This past week, I sent two sympathy emails and two sympathy cards – one each for a person and a pet. While the younger generation thinks nothing of sending condolences through emails or Facebook, and the older generation thinks that unacceptable in sensitive matters and flocks to the handwritten note, for me in the middle, I feel torn.

The beauty of the Internet is that it allows you to express feelings instantly, so for the person in mourning, right away they receive support. However, there’s a human touch element in writing a note that conveys much more than an instant message.

But is one better than the other?

Maybe it depends on how you receive the news. My Auntie M. posted on Facebook that her beloved cat died. Right away friends and family responded with sympathetic messages. Sure, it may only be a cat, but to her and the millions who love their pets, their deaths still leave a void. But it’s not just pets that people are posting of loved ones passing.

A younger friend of mine found out via Facebook that her college roommate’s father passed away. The distraught friend, like so many others, had reached out to the masses to share this most horrible news in the only way a 20-year-old would. Instantly her page blew up with friends and family sending condolences and short messages of compassion. And it turns out, in her time of need, that instant comfort was exactly what she needed.

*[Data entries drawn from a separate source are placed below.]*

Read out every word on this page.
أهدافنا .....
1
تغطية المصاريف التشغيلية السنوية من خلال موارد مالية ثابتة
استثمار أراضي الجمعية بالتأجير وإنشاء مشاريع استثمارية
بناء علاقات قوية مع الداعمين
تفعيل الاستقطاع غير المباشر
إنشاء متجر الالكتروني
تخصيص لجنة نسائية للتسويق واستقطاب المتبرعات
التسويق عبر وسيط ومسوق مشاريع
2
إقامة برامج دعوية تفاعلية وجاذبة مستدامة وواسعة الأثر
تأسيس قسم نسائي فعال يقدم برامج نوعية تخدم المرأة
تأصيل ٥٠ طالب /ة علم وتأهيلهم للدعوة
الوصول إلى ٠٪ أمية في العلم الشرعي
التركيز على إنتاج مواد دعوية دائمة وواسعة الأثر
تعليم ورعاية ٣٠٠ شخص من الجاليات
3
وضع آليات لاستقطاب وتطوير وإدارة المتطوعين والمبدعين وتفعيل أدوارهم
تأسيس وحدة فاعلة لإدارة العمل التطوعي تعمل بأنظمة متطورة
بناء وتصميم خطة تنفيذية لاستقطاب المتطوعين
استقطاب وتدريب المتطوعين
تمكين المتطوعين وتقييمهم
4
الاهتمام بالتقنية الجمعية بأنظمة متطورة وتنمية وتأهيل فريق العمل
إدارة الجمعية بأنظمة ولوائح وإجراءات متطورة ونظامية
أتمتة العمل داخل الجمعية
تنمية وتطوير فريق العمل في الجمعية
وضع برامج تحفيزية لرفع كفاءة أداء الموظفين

But for someone stuck in between these two generations, I choose to do both. While sympathy doesn’t need to be spelled out in longhand for it to be effective, I do find that when the flurry of messages cease and the mourner is left with their thoughts and heartache, there’s something about receiving a colorful envelope in the mail – one that stands out from the bills and the junk – that offers a special little lift of support, something that cannot be found online.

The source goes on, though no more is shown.